Bucs’ Critical Camp Question No. 12:
Can DT Vita Vea Stay Healthy And Have A Breakout Year?

Yes. This can be – and should be – a breakout season for second-year Tampa Bay defensive Vita Vea provided that he stays healthy. NFL players can’t control injuries, and the torn calf muscle that Vea suffered on the first day of padded practices during his training camp was unfortunate and really set him back during his rookie season. Vea missed 90 percent of training camp, the entire preseason and the first three regular season games while rehabbing that injury, and didn’t really make an impact until the second half of the 2018 campaign.

When Vea finally saw some playing time at nose tackle he was way behind in terms of figuring out the NFL game without the benefit of training camp and the preseason. He notched just one tackle in his first three games, but Vea’s confidence grew with experience, and he recorded 19 of his 28 tackles and all three of his sacks in the last six games of the season.

Vea’s three sacks tied the rookie marks of both Bucs Hall of Famer Warren Sapp and six-time Pro Bowler Gerald McCoy. There’s no reason why Vea, who was Tampa Bay’s first-round pick from a year ago, can’t pick up from where he left off at the end of last season and begin 2019 with a bang. Playing next to a ferocious defensive tackle like the newly signed Ndamukong Suh should only aid Vea’s development into being a dominant, physical, nasty defensive lineman.

Vea played in a 3-4 scheme at the University of Washington that was very similar to the type of defense that new defensive coordinator Todd Bowles brought to Tampa Bay this offseason – with one catch. Vea was often asked to play laterally down the line of scrimmage at Washington to shut down running lanes, whether he was at the nose tackle spot, the three-technique defensive tackle position or lined up as a five-technique defensive end for the Huskies.

Bucs Dt Vita Vea

Bucs DT Vita Vea – Photo by: Getty Images

In Bowles’ scheme, which is more of an attacking style of 3-4 defense, Vea will be asked to get up-field, penetrate his gap and wreck havoc, which he showed he could do last year against the run and the pass once he gained some needed experience and confidence.
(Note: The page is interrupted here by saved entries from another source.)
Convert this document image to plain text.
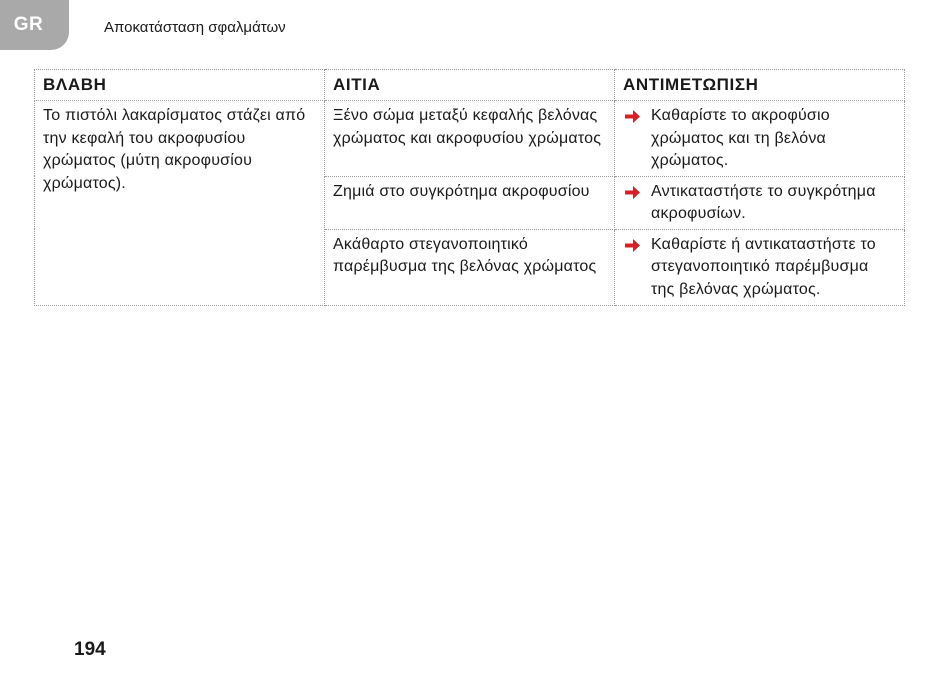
GR	Αποκατάσταση σφαλμάτων
ΒΛΑΒΗ	ΑΙΤΙΑ	ΑΝΤΙΜΕΤΩΠΙΣΗ
Το πιστόλι λακαρίσματος στάζει από την κεφαλή του ακροφυσίου χρώματος (μύτη ακροφυσίου χρώματος).	Ξένο σώμα μεταξύ κεφαλής βελόνας χρώματος και ακροφυσίου χρώματος	Καθαρίστε το ακροφύσιο χρώματος και τη βελόνα χρώματος.

	Ζημιά στο συγκρότημα ακροφυσίου	Αντικαταστήστε το συγκρότημα ακροφυσίων.

	Ακάθαρτο στεγανοποιητικό παρέμβυσμα της βελόνας χρώματος	Καθαρίστε ή αντικαταστήστε το στεγανοποιητικό παρέμβυσμα της βελόνας χρώματος.
194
Vea had a breakout four-tackle, one-sack game in a win over San Francisco, and a career-high six-tackle game in a loss at Baltimore.

The key for Vea’s production is to remain healthy, and although he suffered what the team feared to be a serious knee injury in the loss at Cincinnati, he rebounded quickly from it and didn’t miss any playing time the following week or down the stretch. Vea also didn’t miss any games during his three years at Washington due to injury, either, so it appears that his torn calf muscle was a fluke injury and not a sign that he may be an injury-prone NFL player.

It’s not out of the question to think that a more confident, better conditioned, and more experienced Vea can double his production in his second NFL season and generate 50-plus tackles and perhaps as many as six sacks in 2019. The NFL player Vea is most compared to is 6-foot-4, 340-pound Haloti Ngata, who was a first-round draft pick by Baltimore in 2006.

The 6-foot-4, 335-pound Vea is considered to be quicker, faster and more agile than Ngata and has the tools and physical traits to become a better pass rusher. Ngata, a five-time Pro Bowler and two-time first-team All-Pro, had three straight seasons with at least five sacks from 2010-12. Vea’s Pro Bowl push could begin as soon as this year in a familiar defensive scheme if he can stay healthy.